Steps for Making Your Creative Skills Stand Out in a Crowded Market
These days, the financial and technical barriers to independent creative work have decreased significantly. Almost anyone can own a fancy camera and an Adobe subscription, but if you attempt to compete with everyone who offers some form of digital wizardry, you'll only end up fighting for the attention of buyers who think you're just like everyone else. Strong business attributes, high quality, contextual experience, and expertise make your service potentially viable in the marketplace, but your uniqueness is what generates demand.
Stop focusing on what your competition is doing, and instead focus on the things that you control. Potential clients need to understand what differentiates you from other people who do (approximately) what you do, and they will base those opinions on what they see, hear, and read. Your work can't just speak for itself—you need to give it context. You also need to create opportunities for buyers to get to know you and realize how well you fit with them and their projects.
The following steps show you how to present your creative business as an exciting alternative within your niche or local market, with the goal of helping clients to find, hire, and pay you for your creative work.
Step 1: Hone Your Creative Vision
Your business needs a marketable, repeatable approach to the work of being creative on demand. If you want more work, make your vision understandable for your potential clients:
- Identify what's most important to you as an artist. If you're a photographer, do you love capturing weather systems? Fashion? Theater?
- Clarify and describe your creative approach in words. A photographer's composition, point of view, use of light, focal length, and styling are all part of the approach. Condense that information in a way that will be understood by non-photographers who can pay you for that creativity.
- Make your creative vision a distinguishable visual theme across your work. Everything you show on your websites and in your portfolios should fit that theme.
Step 2: Document Your Process
To generate more revenue over time, you need to be able to repeat successful actions. Document the process by which you have moved clients successfully from first contact through a finished project. As you fine-tune this description and share it with prospects, you'll find that they become more comfortable earlier in the sales experience.
Step 3: Build Additional Value
In general, buyers feel that the pool of creative talent is quite deep. Therefore, you need to offer something that makes working with you especially beneficial to your potential clients. Look for ways in which you can exceed the call of duty and go beyond the creative work (without spending too much time or money), while making a notable impression on the client. Limousine pickup? A glass of wine? Online booking? What value can you offer that your competition doesn't? How can you make choosing you more enticing?
Step 4: Create Good Memories
Cheap prices and competency don't equal a lasting impression. Sincere conversation, laughter, pleasant surprises—experiences like these give people good feelings that live beyond the moment. Consider what you could change about your communication style or in your workflow to create special memories for clients.

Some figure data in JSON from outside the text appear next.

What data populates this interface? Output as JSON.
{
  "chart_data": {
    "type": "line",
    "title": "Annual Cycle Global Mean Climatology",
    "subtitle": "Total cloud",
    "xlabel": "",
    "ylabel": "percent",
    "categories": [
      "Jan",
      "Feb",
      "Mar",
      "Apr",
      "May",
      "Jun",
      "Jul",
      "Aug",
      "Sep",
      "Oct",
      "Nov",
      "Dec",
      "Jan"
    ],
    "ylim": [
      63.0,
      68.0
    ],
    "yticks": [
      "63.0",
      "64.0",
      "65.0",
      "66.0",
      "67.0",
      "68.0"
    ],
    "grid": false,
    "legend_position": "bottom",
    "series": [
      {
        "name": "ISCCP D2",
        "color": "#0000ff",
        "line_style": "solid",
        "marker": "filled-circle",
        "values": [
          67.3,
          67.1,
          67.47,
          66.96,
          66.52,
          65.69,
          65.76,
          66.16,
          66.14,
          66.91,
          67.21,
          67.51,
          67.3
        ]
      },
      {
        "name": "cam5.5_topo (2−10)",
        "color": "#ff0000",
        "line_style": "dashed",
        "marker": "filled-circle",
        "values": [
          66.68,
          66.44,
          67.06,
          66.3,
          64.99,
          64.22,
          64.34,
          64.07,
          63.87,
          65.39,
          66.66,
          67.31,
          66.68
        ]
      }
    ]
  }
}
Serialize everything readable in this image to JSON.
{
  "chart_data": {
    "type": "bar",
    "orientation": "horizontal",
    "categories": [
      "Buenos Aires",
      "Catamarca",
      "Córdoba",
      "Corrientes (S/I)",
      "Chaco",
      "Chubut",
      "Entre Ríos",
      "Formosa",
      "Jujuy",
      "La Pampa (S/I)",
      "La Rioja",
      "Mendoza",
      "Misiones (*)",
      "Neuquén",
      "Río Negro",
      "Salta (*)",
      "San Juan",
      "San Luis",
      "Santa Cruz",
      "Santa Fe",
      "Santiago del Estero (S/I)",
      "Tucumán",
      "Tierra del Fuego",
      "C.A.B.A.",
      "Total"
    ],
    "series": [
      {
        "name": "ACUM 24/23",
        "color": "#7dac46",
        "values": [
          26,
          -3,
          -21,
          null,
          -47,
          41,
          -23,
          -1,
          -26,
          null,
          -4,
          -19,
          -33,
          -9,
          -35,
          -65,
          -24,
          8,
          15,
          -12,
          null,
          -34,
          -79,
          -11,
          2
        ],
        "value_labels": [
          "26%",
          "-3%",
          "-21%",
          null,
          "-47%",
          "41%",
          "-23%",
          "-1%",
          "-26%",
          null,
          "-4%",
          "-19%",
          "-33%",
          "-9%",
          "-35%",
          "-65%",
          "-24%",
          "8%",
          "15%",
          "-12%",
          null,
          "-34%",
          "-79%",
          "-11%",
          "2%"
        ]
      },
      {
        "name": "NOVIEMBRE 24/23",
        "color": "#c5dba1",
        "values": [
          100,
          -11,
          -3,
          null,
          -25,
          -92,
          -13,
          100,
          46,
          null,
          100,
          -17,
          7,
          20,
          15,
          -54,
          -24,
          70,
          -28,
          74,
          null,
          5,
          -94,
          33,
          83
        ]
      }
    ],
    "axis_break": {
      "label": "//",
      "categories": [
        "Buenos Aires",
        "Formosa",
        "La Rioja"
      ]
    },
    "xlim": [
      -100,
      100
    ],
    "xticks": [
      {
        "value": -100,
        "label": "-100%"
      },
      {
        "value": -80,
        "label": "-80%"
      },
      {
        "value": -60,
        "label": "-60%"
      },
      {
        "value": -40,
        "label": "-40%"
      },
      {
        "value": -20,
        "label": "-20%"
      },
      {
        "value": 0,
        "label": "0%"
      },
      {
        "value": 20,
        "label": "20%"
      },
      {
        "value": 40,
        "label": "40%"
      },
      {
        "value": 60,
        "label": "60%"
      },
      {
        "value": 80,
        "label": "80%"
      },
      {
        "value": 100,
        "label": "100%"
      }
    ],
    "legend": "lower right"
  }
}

Step 5: Develop an Auteur-Like Attitude
Creative work is a technical craft, but clients won't pay a premium for a button pusher. They want to buy brilliance, inspiration—creative "super-juice." Auteurs have a discernible vision that they can claim as their own. Think of film directors whose work consistently explores the same themes and ideas, regardless of cast, setting, or script. Make sure that your process documentation and your workflow reflect your unique vision.
Final Thoughts
If you want clients to be willing to pay for them, you must find the confidence to take control of your creative vision and process. Wrangling your artistic sensibilities is essential for making your creativity stand out in an increasingly noisy marketplace. After all, if you don't know what makes your work unique, how will potential clients be able to distinguish you from anyone else?